A case of allergic granulomatous angitis (AGA) complicated with the perforation of the ileum was described. A 52-year-old male had suffered from bronchial asthma since 1990, and two years later he had severe attack of asthma and manifestation of systemic vasculitis. He was diagnosed a AGA with the symptom of vascultitis, history of asthma, and the abnormal hematological findings (WBC 13000/mm3, eosinophilia 11.1%, IgE 1290U/ml, RA 2+). The treatment with adrenal corticoid hormone was started. In April 1992, he complained of severe right lower abdominal pain. He was diagnosed the gastrointestinal perforation by the abdominal X-ray examination and emergency operation was performed. Two ileal perforations were found at the operation and the ileectomy was carried out. Only 11 cases of AGA complicated with the gastrointestinal perforation have ever been reported in Japan. The perforation occurred often at the small intestine and the poor prognosis was referred. The administration of adrenal corticoid hormone should be continued after operation.
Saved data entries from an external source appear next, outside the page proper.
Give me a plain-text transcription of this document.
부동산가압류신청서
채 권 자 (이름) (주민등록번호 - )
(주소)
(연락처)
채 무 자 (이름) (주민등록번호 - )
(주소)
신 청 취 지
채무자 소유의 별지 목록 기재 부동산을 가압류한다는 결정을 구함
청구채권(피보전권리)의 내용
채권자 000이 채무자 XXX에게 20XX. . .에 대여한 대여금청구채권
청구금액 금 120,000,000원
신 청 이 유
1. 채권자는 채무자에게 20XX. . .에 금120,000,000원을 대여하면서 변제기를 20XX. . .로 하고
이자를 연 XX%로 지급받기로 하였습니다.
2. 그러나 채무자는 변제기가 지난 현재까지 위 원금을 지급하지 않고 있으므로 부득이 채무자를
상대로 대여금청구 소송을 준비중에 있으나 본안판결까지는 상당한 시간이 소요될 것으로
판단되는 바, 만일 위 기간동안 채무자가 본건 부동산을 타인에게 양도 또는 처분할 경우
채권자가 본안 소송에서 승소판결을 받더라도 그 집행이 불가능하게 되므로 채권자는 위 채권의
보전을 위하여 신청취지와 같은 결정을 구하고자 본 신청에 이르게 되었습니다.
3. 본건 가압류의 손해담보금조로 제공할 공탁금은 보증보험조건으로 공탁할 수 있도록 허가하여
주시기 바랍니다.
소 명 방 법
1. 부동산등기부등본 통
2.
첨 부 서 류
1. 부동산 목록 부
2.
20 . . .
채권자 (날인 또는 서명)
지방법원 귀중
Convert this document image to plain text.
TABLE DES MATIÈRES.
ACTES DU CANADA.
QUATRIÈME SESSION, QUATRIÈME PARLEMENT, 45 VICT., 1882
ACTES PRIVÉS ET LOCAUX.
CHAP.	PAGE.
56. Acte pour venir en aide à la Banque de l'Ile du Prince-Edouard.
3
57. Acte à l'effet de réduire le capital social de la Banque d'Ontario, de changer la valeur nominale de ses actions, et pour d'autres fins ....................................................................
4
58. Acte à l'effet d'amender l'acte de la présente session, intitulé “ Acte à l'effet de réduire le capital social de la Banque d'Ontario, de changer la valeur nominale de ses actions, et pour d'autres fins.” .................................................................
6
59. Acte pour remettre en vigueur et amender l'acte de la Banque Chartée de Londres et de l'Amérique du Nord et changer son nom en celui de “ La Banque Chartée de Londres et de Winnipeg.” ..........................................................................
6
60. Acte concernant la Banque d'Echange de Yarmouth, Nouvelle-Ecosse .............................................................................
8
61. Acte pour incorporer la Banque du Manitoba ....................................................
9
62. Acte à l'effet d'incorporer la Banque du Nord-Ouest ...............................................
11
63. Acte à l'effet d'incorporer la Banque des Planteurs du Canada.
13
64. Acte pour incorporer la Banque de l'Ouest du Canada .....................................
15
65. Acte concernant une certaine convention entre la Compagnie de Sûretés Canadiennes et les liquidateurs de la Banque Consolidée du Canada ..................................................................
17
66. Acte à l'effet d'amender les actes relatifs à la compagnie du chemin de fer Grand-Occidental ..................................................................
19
报告了1例变应性肉芽肿性血管炎(AGA)合并回肠穿孔的病例。一名52岁男性自1990年起患有支气管哮喘,两年后哮喘严重发作并出现系统性血管炎表现。他因血管炎症状、哮喘病史及血液学检查异常(白细胞13000/mm³、嗜酸性粒细胞增多11.1%、免疫球蛋白E 1290U/ml、类风湿因子2+)被诊断为AGA。开始使用肾上腺皮质激素治疗。1992年4月,他主诉右下腹剧痛。经腹部X线检查诊断为胃肠道穿孔并进行了急诊手术。手术中发现两个回肠穿孔并实施了回肠切除术。在日本,仅有11例AGA合并胃肠道穿孔的病例报告。穿孔常发生于小肠且预后较差。术后应继续给予肾上腺皮质激素治疗。